Pfingstmontag, 21. Mai 2018, um10:00 Uhr
Katholischer Gottesdienst zum Pfingstmontag
Übertragung aus der Pfarrkirche St. Laurentius in Langförden

Der Gottesdienst steht unter dem Leitwort: „Zusammengeführt im Heiligen Geist”.
Die Liturgie feiert Wilfried Theising, Bischöflicher Offizial und Weihbischof im Offizialatsbezirk Oldenburg; er hält auch die Predigt.
Es singt die Chorgemeinschaft Vechta, Regionalkantor Stefan Decker hat die musikalische Leitung.
Langförden ist ein Ortsteil der niedersächsischen Stadt Vechta. Schon von weitem sieht man die beiden 46 Meter hohen Türme der St.

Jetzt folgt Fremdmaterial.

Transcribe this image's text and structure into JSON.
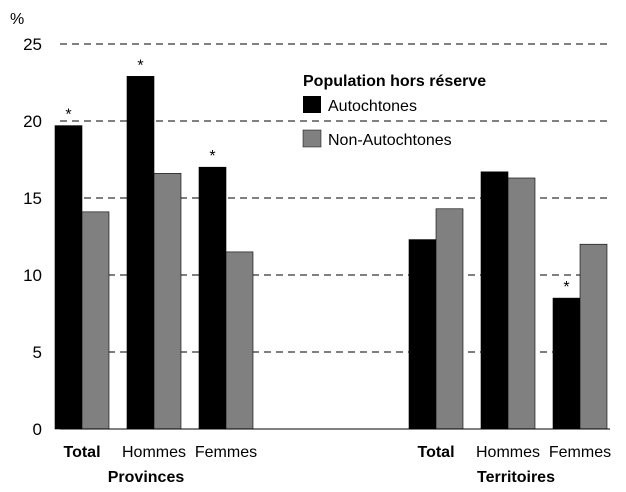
{
  "chart_data": {
    "type": "bar",
    "ylabel": "%",
    "ylim": [
      0,
      25
    ],
    "yticks": [
      0,
      5,
      10,
      15,
      20,
      25
    ],
    "grid": true,
    "legend_title": "Population hors réserve",
    "legend_position": "top-right",
    "groups": [
      {
        "name": "Provinces",
        "categories": [
          {
            "label": "Total",
            "bold": true,
            "values": [
              19.7,
              14.1
            ],
            "star": [
              true,
              false
            ]
          },
          {
            "label": "Hommes",
            "bold": false,
            "values": [
              22.9,
              16.6
            ],
            "star": [
              true,
              false
            ]
          },
          {
            "label": "Femmes",
            "bold": false,
            "values": [
              17.0,
              11.5
            ],
            "star": [
              true,
              false
            ]
          }
        ]
      },
      {
        "name": "Territoires",
        "categories": [
          {
            "label": "Total",
            "bold": true,
            "values": [
              12.3,
              14.3
            ],
            "star": [
              false,
              false
            ]
          },
          {
            "label": "Hommes",
            "bold": false,
            "values": [
              16.7,
              16.3
            ],
            "star": [
              false,
              false
            ]
          },
          {
            "label": "Femmes",
            "bold": false,
            "values": [
              8.5,
              12.0
            ],
            "star": [
              true,
              false
            ]
          }
        ]
      }
    ],
    "series": [
      {
        "name": "Autochtones",
        "color": "#000000"
      },
      {
        "name": "Non-Autochtones",
        "color": "#808080"
      }
    ],
    "significance_marker": "*"
  }
}
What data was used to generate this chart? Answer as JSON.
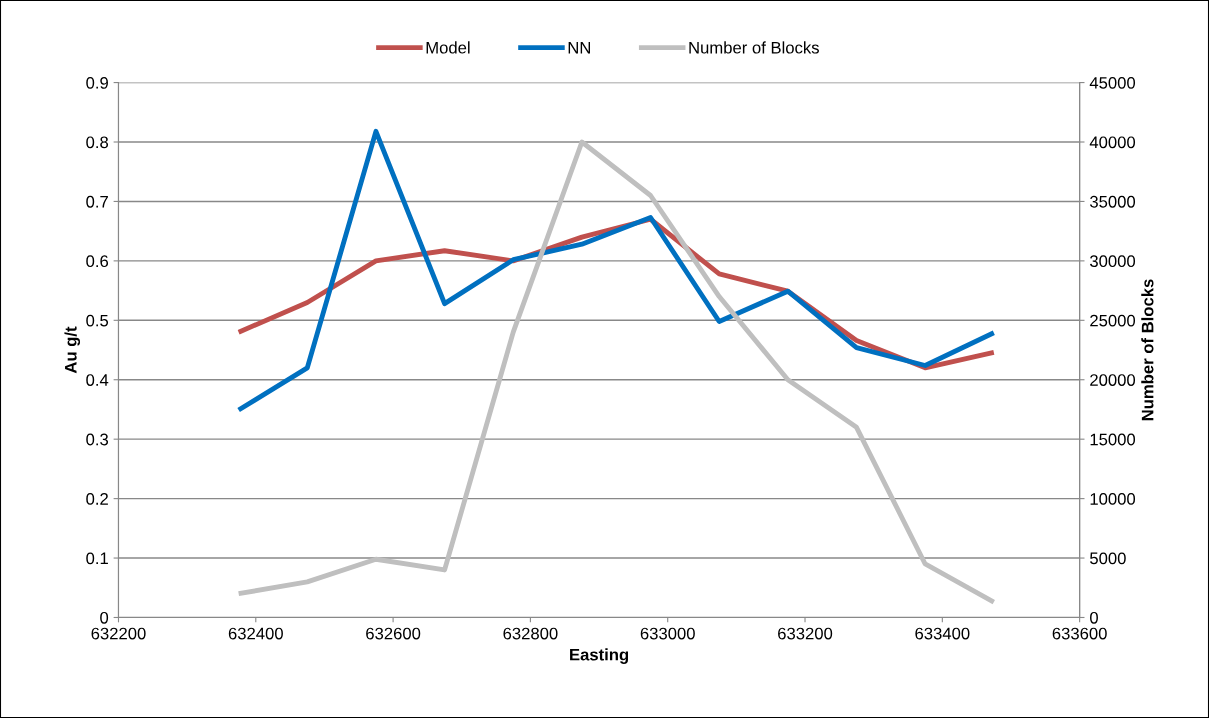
{
  "chart_data": {
    "type": "line",
    "xlabel": "Easting",
    "ylabel": "Au g/t",
    "y2label": "Number of Blocks",
    "x": [
      632375,
      632475,
      632575,
      632675,
      632775,
      632875,
      632975,
      633075,
      633175,
      633275,
      633375,
      633475
    ],
    "series": [
      {
        "name": "Model",
        "color": "#c0504d",
        "values": [
          0.48,
          0.53,
          0.6,
          0.617,
          0.6,
          0.64,
          0.67,
          0.578,
          0.549,
          0.466,
          0.42,
          0.446
        ]
      },
      {
        "name": "NN",
        "color": "#0070c0",
        "values": [
          0.349,
          0.42,
          0.818,
          0.528,
          0.602,
          0.628,
          0.673,
          0.498,
          0.549,
          0.454,
          0.424,
          0.479
        ]
      },
      {
        "name": "Number of Blocks",
        "color": "#bfbfbf",
        "axis": "y2",
        "values": [
          2000,
          3000,
          4900,
          4000,
          24000,
          40000,
          35500,
          27000,
          20000,
          16000,
          4500,
          1300
        ]
      }
    ],
    "xlim": [
      632200,
      633600
    ],
    "xticks": [
      632200,
      632400,
      632600,
      632800,
      633000,
      633200,
      633400,
      633600
    ],
    "ylim": [
      0,
      0.9
    ],
    "yticks": [
      0,
      0.1,
      0.2,
      0.3,
      0.4,
      0.5,
      0.6,
      0.7,
      0.8,
      0.9
    ],
    "y2lim": [
      0,
      45000
    ],
    "y2ticks": [
      0,
      5000,
      10000,
      15000,
      20000,
      25000,
      30000,
      35000,
      40000,
      45000
    ],
    "grid": "y",
    "legend": "top",
    "marker": "none",
    "line_style": "solid"
  }
}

Laurentius-Kirche, einer neuromanischen Basilika, die in der Zeit von 1910 bis 1912 erbaut wurde. Mit 43 Metern Länge und 23 Metern Breite hat sie die Ausmaße einer Kathedrale. Die Innenausstattung der Kirche ist weitgehend original erhalten. Besonderes Augenmerk verdient der Taufstein, der aus der Vorgängerkirche stammt und älter als 1000 Jahre ist.